Pendant la pandémie, tant la poursuite des activités que la cessation ou le ralentissement des opérations comportent des risques significatifs tant pour la société que pour ses parties prenantes. Il est donc primordial que les administrateurs fassent preuve de diligence et que chaque décision importante soit bien documentée.
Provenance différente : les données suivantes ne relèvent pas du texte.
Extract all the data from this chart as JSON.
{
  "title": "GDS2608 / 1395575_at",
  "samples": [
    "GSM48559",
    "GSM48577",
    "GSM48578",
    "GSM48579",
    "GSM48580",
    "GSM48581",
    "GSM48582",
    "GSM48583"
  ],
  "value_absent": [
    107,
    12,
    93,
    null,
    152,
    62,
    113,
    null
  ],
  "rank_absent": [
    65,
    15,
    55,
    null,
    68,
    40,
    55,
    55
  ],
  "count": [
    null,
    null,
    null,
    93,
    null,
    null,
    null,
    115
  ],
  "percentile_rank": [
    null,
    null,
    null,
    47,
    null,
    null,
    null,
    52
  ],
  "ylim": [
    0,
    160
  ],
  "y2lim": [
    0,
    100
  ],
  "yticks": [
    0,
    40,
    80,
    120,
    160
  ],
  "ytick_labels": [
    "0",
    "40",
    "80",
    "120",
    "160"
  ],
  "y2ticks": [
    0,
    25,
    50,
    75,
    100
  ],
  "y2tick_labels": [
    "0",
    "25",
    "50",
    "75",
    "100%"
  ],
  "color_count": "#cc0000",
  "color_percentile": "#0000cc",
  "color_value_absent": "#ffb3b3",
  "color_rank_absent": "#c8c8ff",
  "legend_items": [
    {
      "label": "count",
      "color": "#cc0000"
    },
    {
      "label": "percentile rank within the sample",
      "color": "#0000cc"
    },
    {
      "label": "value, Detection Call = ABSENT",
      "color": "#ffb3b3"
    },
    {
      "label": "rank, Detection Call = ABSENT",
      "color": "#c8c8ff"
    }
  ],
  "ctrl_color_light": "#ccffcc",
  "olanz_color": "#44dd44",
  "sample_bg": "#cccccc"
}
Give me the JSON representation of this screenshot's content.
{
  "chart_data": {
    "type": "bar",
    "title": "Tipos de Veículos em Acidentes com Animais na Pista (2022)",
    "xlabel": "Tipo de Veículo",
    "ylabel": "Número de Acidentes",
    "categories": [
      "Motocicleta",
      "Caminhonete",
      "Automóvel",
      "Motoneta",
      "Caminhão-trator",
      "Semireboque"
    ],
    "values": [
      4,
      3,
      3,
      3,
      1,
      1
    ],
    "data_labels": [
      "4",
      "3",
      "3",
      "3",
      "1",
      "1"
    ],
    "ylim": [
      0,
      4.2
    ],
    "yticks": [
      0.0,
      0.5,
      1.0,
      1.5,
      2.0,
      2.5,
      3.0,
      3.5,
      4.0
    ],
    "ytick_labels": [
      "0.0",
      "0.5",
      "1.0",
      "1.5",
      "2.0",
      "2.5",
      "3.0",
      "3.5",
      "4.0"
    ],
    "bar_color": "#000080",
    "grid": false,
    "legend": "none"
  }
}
Lorsqu'il s'agit de déterminer si les administrateurs ont satisfait ou non à leur obligation de diligence, la Cour suprême a bien dit que l'on n'exige pas d'eux la perfection. La cour ne considérera pas que les administrateurs et les dirigeants ont manqué à leur obligation de diligence s'ils ont agi avec prudence et en s'appuyant sur les renseignements dont ils disposaient. Si les décisions prises constituent des décisions d'affaires raisonnables compte tenu de ce qu'ils savaient ou auraient dû savoir, alors la défense de l'appréciation commerciale peut être invoquée et les tribunaux ne seront pas appelés à intervenir.1

Or, les faits sont très importants pour déterminer si le devoir de diligence est satisfait. C'est pourquoi une gouvernance adaptée à la crise est de mise. Ce qui inclut :

  1. s'informer davantage sur l'impact de la crise sur les activités et les affaires de la société et jouer un rôle actif en communiquant de façon régulière avec la direction de la société;
  2. obtenir l'avis d'experts au besoin;
  3. documenter les interactions entre la direction et le conseil par tous les moyens technologiques à sa disposition, particulièrement via des mises à jour régulières par courriels, vidéo-conférences ou appels téléphoniques.

Conclusion

L'importance du rôle stratégique du conseil d'administration est décuplée en période de crise où les risques pour la société et ses parties prenantes sont accrus. Dans le contexte de la crise de la Covid-19, le conseil d'administration devrait se préoccuper au premier chef de la santé et de la sécurité des employés, des questions financières afin d'assurer la continuité de l'entreprise, des risques sur la réputation et, enfin, des interactions avec les parties prenantes. Le conseil d'administration doit agir avec prudence et diligence, malgré un contexte décisionnel difficile. Et dans un contexte d'« après crise », il sera important d'être en mesure de démontrer que le conseil d'administration a été diligent malgré les circonstances difficiles.

Footnote

1. Magasins à rayons Peoples inc. (Syndic de) c. Wise, 2004 CSC 68.